Threat Watch

Self-Propagating Lucifer Malware Targets Unpatched Windows Systems

A new malware threat that targets Windows workstations and servers contains a long list of exploits against known vulnerabilities to automatically spread to unpatched systems across the Internet, as well as internal corporate networks. Researchers at Palo Alto named the malware Lucifer and say that the most recent ongoing campaign to distribute it started around June 11th, 2020. In a recent report, the researchers described how the malware scans for open TCP ports 135 (Remote Procedure Call) and 1433 (Microsoft SQL Server) and attempts to break in using many different exploits as well as brute-force guessing of passwords. Once it has infected a computer, Lucifer uses the computer’s resources to mine for Monero using XMRig software and continues to scan other computers on the network to propagate. Lucifer uses the EternalBlue, EternalRomance and DoublePulsar backdoor to spread to unpatched internal systems. It also contains exploits for server technologies including Rejetto HTTP File Server, Oracle Weblogic, ThinkPHP, Apache Struts and Laravel PHP framework. The malware persists across reboots by installing a scheduled task and also setting Windows\CurrentVersion\Run keys in the registry. The latest version used the key name “QQMusic” to disguise its persistence.

ANALYST NOTES

All of the vulnerabilities that Lucifer uses to spread itself have patches available that will prevent computers from being exploited.
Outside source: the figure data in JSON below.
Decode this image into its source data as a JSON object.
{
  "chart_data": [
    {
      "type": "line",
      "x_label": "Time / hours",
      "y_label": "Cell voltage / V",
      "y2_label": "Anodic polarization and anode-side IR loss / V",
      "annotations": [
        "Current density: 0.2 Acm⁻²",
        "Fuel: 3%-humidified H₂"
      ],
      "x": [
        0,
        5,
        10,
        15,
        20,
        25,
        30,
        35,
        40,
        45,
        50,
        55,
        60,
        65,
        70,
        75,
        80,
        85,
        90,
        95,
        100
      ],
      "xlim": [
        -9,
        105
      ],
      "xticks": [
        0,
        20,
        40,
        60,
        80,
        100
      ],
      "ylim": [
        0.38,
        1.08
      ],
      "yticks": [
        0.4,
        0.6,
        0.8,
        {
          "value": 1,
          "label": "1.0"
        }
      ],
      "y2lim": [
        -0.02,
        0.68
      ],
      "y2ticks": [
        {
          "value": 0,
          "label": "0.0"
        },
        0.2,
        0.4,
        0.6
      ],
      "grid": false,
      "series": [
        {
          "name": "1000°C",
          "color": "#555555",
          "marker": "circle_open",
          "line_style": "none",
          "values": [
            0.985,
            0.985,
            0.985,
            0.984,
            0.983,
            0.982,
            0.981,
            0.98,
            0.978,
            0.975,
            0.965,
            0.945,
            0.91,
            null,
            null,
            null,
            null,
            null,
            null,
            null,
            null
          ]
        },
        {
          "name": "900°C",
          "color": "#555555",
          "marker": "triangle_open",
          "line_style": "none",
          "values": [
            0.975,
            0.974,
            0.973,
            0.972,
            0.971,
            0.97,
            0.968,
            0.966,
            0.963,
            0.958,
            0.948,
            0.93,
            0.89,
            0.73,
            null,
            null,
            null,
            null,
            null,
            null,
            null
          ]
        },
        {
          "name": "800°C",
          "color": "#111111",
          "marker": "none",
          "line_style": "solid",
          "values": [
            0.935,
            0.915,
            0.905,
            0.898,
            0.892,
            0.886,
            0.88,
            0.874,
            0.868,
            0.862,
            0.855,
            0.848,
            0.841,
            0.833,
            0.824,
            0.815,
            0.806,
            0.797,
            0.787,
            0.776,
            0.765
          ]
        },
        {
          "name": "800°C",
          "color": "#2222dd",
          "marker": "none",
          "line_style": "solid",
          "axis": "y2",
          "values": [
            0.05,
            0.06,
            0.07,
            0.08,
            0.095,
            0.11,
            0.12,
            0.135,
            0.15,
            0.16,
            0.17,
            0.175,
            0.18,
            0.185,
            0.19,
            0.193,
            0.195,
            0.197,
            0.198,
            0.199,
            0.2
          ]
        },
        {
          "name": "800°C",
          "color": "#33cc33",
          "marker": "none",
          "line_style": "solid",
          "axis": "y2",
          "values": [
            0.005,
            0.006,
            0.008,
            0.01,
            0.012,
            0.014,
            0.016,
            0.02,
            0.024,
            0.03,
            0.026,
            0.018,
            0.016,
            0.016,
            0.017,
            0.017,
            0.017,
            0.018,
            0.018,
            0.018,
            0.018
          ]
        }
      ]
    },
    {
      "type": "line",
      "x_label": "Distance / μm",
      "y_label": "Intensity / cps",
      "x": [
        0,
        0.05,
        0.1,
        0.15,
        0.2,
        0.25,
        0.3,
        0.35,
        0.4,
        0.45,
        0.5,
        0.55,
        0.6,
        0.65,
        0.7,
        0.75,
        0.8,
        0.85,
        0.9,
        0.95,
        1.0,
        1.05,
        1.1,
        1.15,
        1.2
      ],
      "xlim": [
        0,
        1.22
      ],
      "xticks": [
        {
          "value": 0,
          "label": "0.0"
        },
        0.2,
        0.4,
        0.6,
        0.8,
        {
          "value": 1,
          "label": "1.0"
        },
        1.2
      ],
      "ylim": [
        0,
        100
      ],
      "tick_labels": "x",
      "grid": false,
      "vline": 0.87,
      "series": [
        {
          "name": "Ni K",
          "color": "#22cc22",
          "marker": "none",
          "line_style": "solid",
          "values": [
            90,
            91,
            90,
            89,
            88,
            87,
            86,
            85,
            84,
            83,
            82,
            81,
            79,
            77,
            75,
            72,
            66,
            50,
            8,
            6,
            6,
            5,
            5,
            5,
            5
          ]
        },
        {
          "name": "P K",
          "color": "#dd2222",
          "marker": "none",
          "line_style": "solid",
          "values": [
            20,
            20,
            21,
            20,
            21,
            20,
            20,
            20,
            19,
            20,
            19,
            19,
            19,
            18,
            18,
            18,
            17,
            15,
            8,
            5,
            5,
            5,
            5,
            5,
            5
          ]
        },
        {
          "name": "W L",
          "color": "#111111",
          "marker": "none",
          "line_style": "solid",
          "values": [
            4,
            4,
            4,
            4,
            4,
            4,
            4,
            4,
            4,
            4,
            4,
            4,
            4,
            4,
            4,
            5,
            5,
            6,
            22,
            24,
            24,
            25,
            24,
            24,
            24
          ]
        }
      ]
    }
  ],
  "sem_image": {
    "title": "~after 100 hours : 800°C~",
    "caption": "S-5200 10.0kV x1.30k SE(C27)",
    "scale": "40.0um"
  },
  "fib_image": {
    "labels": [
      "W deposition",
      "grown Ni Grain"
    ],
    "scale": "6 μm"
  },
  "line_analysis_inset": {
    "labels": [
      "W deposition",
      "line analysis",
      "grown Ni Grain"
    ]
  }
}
Starting with an up-to-date inventory of software versions installed and regularly applying security patches as they become available is a good first line of defense against this malware and many others. Only focusing on patching public Internet-facing servers would be a mistake, however, because if even one computer on an internal network becomes infected through a phishing attack or an employee’s carelessness, the infection can spread quickly to all unpatched systems connected to the network. It is also important to use strong passwords and Multi-Factor Authentication (MFA) whenever possible to prevent exploitation through brute-force password guessing, which is another technique that Lucifer employs. Enterprise security teams should have a solution in place to monitor workstations and servers so that attacks can be quickly recognized. Many of the techniques that Lucifer uses would stand out as suspicious to any security analyst if they are monitoring events such as software installation and programs running from unusual paths.